Exploring Language Ideologies: Integrating Digital and Computational Literacies in Bilingual Teacher Education

Veronica Paredes, The City University of New York, The Graduate Center. (United States)

Jessica Velez Tello, The City University of New York, The Graduate Center (United States)

Abstract

This research takes place in a graduate online course, part of a teacher education program leading to bilingual certification in the United States. As teacher educators, the authors noticed that bilingual teachers are seldom given the time to deeply reflect on themselves and how their identities and lived experiences may affect their instructional pedagogy for linguistically diverse students. To provide students with the digital space to rethink their design choices before moving to instructional practice, the authors intentionally used collaborative methodology to guide course design to 1) weave content knowledge with computational and digital literacies and 2) explore the intersections of identity, bilingual education, and linguistic ideologies to guide and inform students’ curricular design processes in culturally responsive-sustaining ways. 

 

This work showcases the authors’ design processes and how they integrate digital and computational literacies (Yadav et al., 2017) in bilingual education through critical lenses such as translanguaging and raciolinguistic ideologies (García & Wei, 2014; Rosa & Flores, 2017) and culturally responsive and sustaining pedagogies (Alim & Paris, 2017; Ladson-Billings, 2014). The authors argue that collaborative intentional design offers a moment of critical praxis, where students have opportunities to explore emerging conceptualizations about language and design, which can lead to mindful instructional and pedagogical practices in P-12 bilingual settings. The authors also posit that digital literacies have to be purposefully integrated in curriculum design to foster a critical computational literacy (Lee & Soep, 2016) through which students can question and identify oppressive ideologies to create new educational possibilities and stances that adequately support linguistically diverse students. 


 

Keywords: bilingual education, collaboration, design, language ideologies, computational and digital literacies

Alim, H. S., & Paris, D. (2017). What is culturally sustaining pedagogy and why does it 

matter? In D. Paris & H. S. Alim (Eds.), Culturally sustaining pedagogies: Teaching and learning for justice in a changing world (pp. 1-21). Teachers College Press.

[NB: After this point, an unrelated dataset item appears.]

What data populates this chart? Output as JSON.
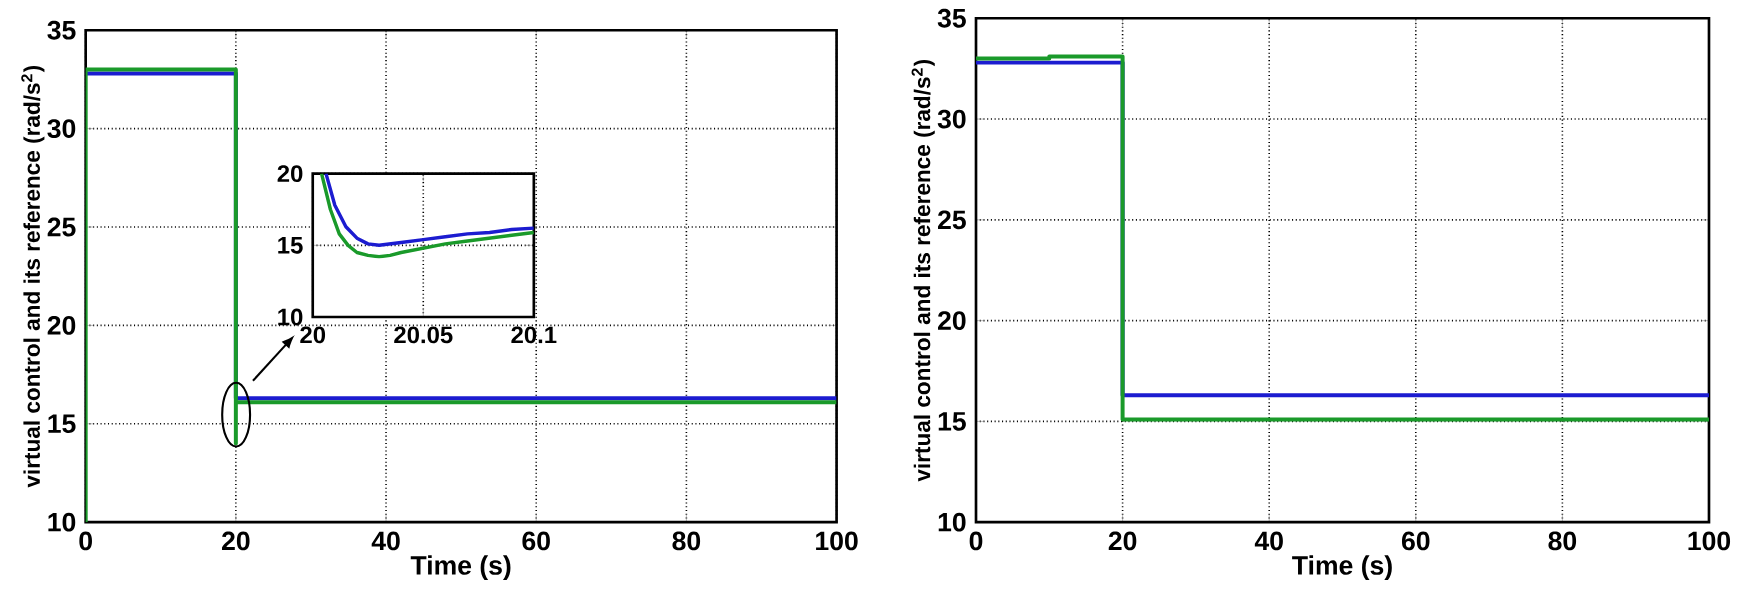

García, O., Wei, L. (2014). Translanguaging: Language, bilingualism and education. Palgrave 

Pivot. https://doi.org/10.1057/9781137385765_1 

Ladson-Billings, G. (2014). Culturally relevant pedagogy 2.0: a.k.a. the remix. Harvard 

Educational Review, 84(1), 74-84.

Lee, C., & Soep, E. (2016). None but ourselves can free our minds: Critical computational 

literacy as a pedagogy of resistance. Equity & Excellence in Education, 49(4), 480-492. https://doi.org/10.1080/10665684.2016.1227157 

Rosa, J., & Flores, N. (2017). Do you hear what I hear? Raciolinguistic ideologies and culturally 

sustaining pedagogies. In D. Paris & H. S. Alim (Eds.), Culturally sustaining pedagogies: Teaching and learning for justice in a changing world (175-190). Teachers College Press.

Yadav, A., Stephenson, C., & Hong, H. (2017). Computational thinking for teacher education.